- Bara Mohansingh Location in West Bengal, India Bara Mohansingh Bara Mohansingh (India)
- Coordinates: 26°42′16″N 88°21′54″E﻿ / ﻿26.70441°N 88.36507°E
- Country: India
- State: West Bengal
- District: Darjeeling

Area
- • Total: 2.8976 km^{2} (1.1188 sq mi)

Population (2011)
- • Total: 15,616
- • Density: 5,389.3/km^{2} (13,958/sq mi)

Languages
- • Official: Bengali, English
- Time zone: UTC+5:30 (IST)
- PIN: 734010
- Telephone/STD code: 0353
- Vehicle registration: WB
- Lok Sabha constituency: Darjeeling
- Vidhan Sabha constituency: Matigara-Naxalbari
- Website: darjeeling.gov.in

= Bara Mohansingh =

Bara Mohansingh is a census town in the Matigara CD block in the Siliguri subdivision of Darjeeling district in the state of West Bengal, India.

==Geography==

===Location===
Bara Mohansingh is located at .

Bairatisal, Tari, Jitu, Bara Mohansingh and Mathapari form a cluster of census towns as per map of Matigara CD block on page 265 of District Census Handbook, Darjeeling.

===Area overview===
The map alongside shows the Siliguri subdivision of Darjeeling district. This area is spread across the foothills of the Himalayas and is a plain land gently sloping from north to south. While the northern part is mentioned as the Terai region, the larger southern portion forms the western part of the Dooars region. While 55.11% per cent of the population resides in the rural areas, 44.89% resides in the urban areas. On the western side the Mechi River forms a long border with Nepal. On the eastern side the Mahananda River forms a short border with Bangladesh.

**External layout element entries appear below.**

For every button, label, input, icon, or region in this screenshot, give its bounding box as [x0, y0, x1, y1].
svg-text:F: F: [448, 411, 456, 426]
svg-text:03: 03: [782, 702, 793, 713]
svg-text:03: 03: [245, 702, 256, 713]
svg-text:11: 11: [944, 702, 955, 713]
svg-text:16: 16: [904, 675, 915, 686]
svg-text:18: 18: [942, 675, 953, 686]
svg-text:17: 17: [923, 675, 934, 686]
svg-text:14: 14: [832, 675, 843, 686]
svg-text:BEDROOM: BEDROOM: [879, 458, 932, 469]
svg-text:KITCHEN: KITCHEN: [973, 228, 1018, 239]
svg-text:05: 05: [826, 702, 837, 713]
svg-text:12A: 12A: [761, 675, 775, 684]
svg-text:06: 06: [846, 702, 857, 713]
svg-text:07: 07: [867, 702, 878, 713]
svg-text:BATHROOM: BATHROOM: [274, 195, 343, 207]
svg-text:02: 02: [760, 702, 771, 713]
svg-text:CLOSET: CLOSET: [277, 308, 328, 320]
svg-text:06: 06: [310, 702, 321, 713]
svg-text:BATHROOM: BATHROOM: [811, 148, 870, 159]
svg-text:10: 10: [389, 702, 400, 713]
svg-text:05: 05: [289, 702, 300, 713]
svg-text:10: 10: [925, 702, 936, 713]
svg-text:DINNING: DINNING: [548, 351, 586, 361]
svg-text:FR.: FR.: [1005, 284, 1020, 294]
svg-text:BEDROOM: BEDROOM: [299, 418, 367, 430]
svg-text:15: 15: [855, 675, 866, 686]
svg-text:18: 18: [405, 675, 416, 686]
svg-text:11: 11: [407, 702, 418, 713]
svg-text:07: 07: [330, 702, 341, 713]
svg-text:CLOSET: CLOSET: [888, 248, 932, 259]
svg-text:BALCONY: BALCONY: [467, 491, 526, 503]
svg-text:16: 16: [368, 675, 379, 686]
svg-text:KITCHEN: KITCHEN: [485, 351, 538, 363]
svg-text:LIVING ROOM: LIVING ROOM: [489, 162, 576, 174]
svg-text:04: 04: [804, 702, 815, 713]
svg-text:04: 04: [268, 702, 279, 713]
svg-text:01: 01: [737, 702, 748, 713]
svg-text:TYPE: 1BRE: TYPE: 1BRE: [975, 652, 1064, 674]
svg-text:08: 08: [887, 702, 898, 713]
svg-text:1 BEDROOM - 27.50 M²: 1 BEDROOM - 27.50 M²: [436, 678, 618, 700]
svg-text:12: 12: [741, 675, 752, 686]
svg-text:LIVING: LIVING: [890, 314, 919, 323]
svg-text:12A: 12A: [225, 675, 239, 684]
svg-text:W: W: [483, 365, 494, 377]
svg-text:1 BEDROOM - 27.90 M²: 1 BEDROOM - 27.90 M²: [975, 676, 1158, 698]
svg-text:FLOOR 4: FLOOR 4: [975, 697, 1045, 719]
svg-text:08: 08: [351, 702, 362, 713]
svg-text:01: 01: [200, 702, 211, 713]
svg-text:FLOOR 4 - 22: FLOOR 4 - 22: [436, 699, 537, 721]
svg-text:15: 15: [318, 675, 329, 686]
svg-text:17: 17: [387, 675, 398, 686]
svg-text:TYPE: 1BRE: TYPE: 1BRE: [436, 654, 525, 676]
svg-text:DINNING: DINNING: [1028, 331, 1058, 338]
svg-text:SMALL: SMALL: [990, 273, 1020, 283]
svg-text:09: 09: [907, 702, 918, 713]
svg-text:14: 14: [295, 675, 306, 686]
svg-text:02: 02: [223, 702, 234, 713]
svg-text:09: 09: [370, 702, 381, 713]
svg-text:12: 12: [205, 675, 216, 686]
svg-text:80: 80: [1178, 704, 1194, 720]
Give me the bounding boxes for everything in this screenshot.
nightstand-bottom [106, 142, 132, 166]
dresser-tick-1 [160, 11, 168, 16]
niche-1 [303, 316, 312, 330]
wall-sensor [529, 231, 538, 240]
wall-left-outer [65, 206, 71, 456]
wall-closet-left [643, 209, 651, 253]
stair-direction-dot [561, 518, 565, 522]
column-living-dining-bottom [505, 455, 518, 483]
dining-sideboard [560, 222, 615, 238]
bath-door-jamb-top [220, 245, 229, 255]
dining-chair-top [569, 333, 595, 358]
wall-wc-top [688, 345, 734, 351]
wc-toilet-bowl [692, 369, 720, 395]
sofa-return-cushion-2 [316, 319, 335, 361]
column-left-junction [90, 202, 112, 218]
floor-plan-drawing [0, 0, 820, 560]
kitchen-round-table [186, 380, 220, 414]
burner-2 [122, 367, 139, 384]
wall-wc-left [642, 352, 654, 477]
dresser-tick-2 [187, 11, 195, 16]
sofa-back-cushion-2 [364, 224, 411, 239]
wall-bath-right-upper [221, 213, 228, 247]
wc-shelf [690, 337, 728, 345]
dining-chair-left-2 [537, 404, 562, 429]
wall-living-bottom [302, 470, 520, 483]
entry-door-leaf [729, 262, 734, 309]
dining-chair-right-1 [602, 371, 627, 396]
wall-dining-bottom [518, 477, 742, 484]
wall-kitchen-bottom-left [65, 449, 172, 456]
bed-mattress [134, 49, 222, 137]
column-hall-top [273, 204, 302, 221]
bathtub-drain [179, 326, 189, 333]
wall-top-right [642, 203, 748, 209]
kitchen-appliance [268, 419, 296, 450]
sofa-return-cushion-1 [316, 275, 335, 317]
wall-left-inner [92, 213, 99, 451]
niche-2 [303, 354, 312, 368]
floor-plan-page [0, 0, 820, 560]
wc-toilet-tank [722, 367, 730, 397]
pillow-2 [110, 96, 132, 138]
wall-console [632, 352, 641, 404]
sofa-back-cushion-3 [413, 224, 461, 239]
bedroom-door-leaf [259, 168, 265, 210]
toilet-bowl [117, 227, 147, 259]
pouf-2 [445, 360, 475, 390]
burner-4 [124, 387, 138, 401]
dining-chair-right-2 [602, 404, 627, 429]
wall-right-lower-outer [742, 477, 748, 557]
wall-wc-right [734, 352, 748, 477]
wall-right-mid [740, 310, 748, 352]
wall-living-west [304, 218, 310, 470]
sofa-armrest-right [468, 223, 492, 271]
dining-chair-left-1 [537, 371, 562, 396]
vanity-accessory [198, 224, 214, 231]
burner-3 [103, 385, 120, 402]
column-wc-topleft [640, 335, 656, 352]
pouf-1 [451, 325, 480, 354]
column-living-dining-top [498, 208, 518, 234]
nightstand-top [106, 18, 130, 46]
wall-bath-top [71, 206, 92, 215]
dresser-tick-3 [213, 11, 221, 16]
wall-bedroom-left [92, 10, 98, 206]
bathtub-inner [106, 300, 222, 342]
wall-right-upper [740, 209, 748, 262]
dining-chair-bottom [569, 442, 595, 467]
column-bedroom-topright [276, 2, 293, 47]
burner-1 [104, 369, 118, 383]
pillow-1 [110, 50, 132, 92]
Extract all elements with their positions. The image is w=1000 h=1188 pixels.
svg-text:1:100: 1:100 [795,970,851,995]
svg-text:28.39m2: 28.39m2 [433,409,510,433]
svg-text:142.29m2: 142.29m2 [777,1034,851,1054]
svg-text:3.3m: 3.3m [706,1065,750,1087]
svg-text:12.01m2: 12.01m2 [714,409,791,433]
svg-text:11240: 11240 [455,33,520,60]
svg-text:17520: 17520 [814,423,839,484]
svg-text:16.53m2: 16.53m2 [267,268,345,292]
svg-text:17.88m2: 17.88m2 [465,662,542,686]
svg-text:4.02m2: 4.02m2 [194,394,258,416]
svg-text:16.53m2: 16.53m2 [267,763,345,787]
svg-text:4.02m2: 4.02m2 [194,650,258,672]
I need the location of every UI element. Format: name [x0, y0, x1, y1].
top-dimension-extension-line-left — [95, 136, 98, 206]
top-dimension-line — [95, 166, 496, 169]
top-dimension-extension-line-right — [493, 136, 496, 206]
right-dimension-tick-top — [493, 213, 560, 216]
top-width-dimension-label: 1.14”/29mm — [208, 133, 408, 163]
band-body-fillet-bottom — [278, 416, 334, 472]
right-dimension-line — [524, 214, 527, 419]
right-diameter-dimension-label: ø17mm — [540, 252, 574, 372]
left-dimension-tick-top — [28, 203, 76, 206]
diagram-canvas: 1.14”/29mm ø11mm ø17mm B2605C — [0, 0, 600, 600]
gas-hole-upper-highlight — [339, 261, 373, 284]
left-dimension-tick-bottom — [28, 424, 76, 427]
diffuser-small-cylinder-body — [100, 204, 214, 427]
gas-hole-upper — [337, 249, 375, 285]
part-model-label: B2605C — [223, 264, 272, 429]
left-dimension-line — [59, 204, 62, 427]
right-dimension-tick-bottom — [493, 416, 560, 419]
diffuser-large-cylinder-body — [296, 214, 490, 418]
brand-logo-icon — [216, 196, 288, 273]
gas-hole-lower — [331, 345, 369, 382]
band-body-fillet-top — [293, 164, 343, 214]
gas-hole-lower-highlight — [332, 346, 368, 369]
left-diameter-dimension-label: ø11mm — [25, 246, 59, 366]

Note: The map alongside presents some of the notable locations in the subdivision. All places marked in the map are linked in the larger full screen map.

==Demographics==
According to the 2011 Census of India, Bara Mohansingh had a total population of 15,616 of which 7,798 (50%) were males and 7,818 (50%) were females. There were 1,341 persons in the age range of 0 to 6 years. The total number of literate people in Bara Mohansingh was 12,823 (82.11% of the population over 6 years).

==Infrastructure==
According to the District Census Handbook 2011, Darjiling, Bara Mohansingh covered an area of 2.8976 km^{2}. Among the civic amenities, it had 67.8 km roads with open drains, the protected water supply involved tap water from treated sources and covered wells, it had 3,808 domestic electric connections and 515 road lighting points. Among the medical facilities, it had 14 medicine shops. Among the educational facilities it had were 8 primary schools, 3 middle schools, 3 secondary schools, the nearest senior secondary school, general degree college at Bairatisal, 1.2 km away.